Exercises 23rd of April, 2013
Internet resources
You will need the following genome browsers/databases to do these exercises:
www.ensembl.org
www.ncbi.nlm.nih.gov/omim
www.ncbi.nlm.nih.gov/pubmed
Exercise 3.
a) Which disease has the OMIM number 105830?
b) This syndrome has three gene/locus numbers listed. What are the three numbers, and what
are the names of the genes?
Exercise 4.
You have done a linkage analysis in a family with cerebellar ataxia and found a huge linkage
peak on chromosome 22.
a) Are there any genes causing pure spinocerebellar ataxia on chromosome 22? (You can use
either OMIM or Ensembl to answer this question.)

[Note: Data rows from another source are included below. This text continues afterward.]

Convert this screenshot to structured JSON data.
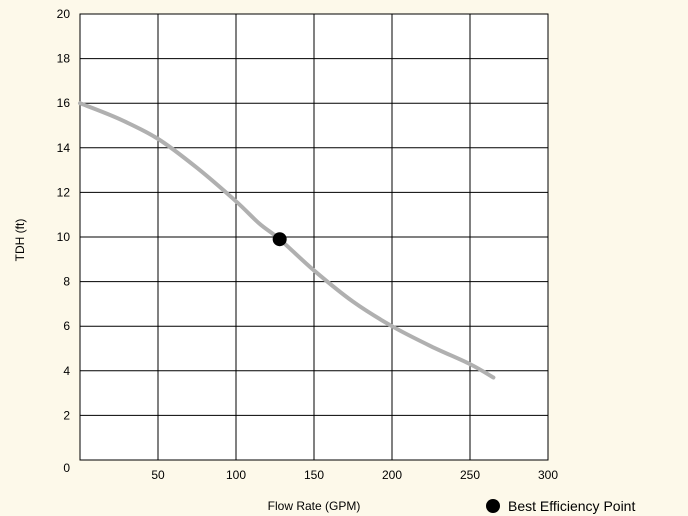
{
  "colors": {
    "background": "#fdf9ea",
    "plot_background": "#ffffff",
    "grid": "#000000",
    "curve": "#b0b0b0",
    "point": "#000000"
  },
  "chart_data": {
    "type": "line",
    "title": "",
    "xlabel": "Flow Rate (GPM)",
    "ylabel": "TDH (ft)",
    "xlim": [
      0,
      300
    ],
    "ylim": [
      0,
      20
    ],
    "x_ticks": [
      0,
      50,
      100,
      150,
      200,
      250,
      300
    ],
    "y_ticks": [
      0,
      2,
      4,
      6,
      8,
      10,
      12,
      14,
      16,
      18,
      20
    ],
    "grid": true,
    "series": [
      {
        "x": [
          0,
          25,
          50,
          75,
          100,
          115,
          128,
          150,
          175,
          200,
          225,
          250,
          265
        ],
        "y": [
          16,
          15.3,
          14.4,
          13.1,
          11.6,
          10.6,
          9.9,
          8.5,
          7.1,
          6.0,
          5.1,
          4.3,
          3.7
        ]
      }
    ],
    "points": [
      {
        "name": "Best Efficiency Point",
        "x": 128,
        "y": 9.9
      }
    ],
    "legend": {
      "placement": "bottom-right",
      "label": "Best Efficiency Point"
    }
  }
}
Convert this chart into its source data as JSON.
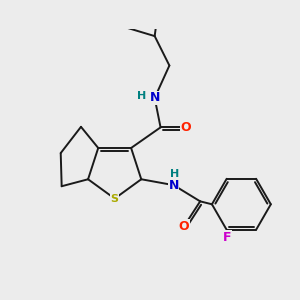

b) Search for the in the ATXN10 gene in Ensembl database. Choose "Human", and write in
the name of the gene. You will get a result summary: Choose and double click on “Gene”
and “Human”. What is the location of the gene?
c) Click on the location link. Where on the chromosome is the gene located (q or p arm)?
d) On the left side menu: Click on “Chromosome summary”. What is the length of the
chromosome? (Is this given in physical or genetic distance?)
e) How many protein coding genes are there on chromosome 22?
Exercise 5.
a) Go to www.pubmed.org. Note that this is the starting point of OMIM and many other
databases: By scrolling down the menu where you now can see “PubMed”, you can see
all the various NCBI databases and resources. See if you can find an appropriate database
to search for the SNP variant: rs186343462. Which database would you suggest?
b) Click on the only search result and you’ll be directed to dbSNP. What are the reference
alleles for this SNP?
c) Go back to the front page at www.pubmed.org. Now, scroll down to find an appropriate
database for a search for the SCN1A gene. What is the word (database) you found?
d) Choose the gene listed first in the results (SCN1A [Homo sapiens]). What is the official
full name?
e) What is the chromosomal position of this gene?
f) Can you find this gene by searching for it in OMIM? (Hint: You might find a shortcut on
the right side menu.) What is the MIM number of this gene?
g) What does the star in front of the number mean? (Hint: This is described under “Limits” if
you go to the OMIM start page.)
Exercise 6.
a) You will now explore the region 123,456,789-132,121,131 on chromosome 3. How large
is this region in physical distance?
b) Go to www.ensembl.org. Go to the tool BioMart and make an xls list of genes in this
region by using the settings: Ensembl genes, Homo sapiens, chromosome 3: 123,456,789132,121,131, Ensembl gene ID, associated gene name, MIM morbid description, MIM
gene accession, MIM gene description. How many genes do you retrieve?
c) How many have a MIM morbid description? (Note that some genes may have more than
one MIM description).
Exercise 7.
The children in this family are affected with an unknown disease, and you suspect that the
condition is monogenic and recessive.
a) What is the maximum LOD score for this pedigree? Would you consider starting a
linkage project with this family?
b) You find out that the parents are first cousins. Explain how this changes your view of the
potential for disease mapping in this family. Which mapping technique becomes relevant
in light of the new information?
c) What is the difference between homozygosity and autozygosity? For each of the children
- how much of the genome is expected to be autozygous?
d) For any pair of the children, what is the expected fraction of the genome where they are
both autozygous? And the fraction of the genome where all three are autozygous?
e) Explain why it can be a good idea to sequence one or both parents when doing
homozygosity mapping.
f) You decide to sequence the exome of two family members. Who would you choose? If
you could afford to do three, who would you choose then? Discuss pros and cons of the
competing alternatives.
g) The exome sequencing produces thousands of variants for each individual. List some (as
many as you can) of the filters you would use to remove uninteresting variants.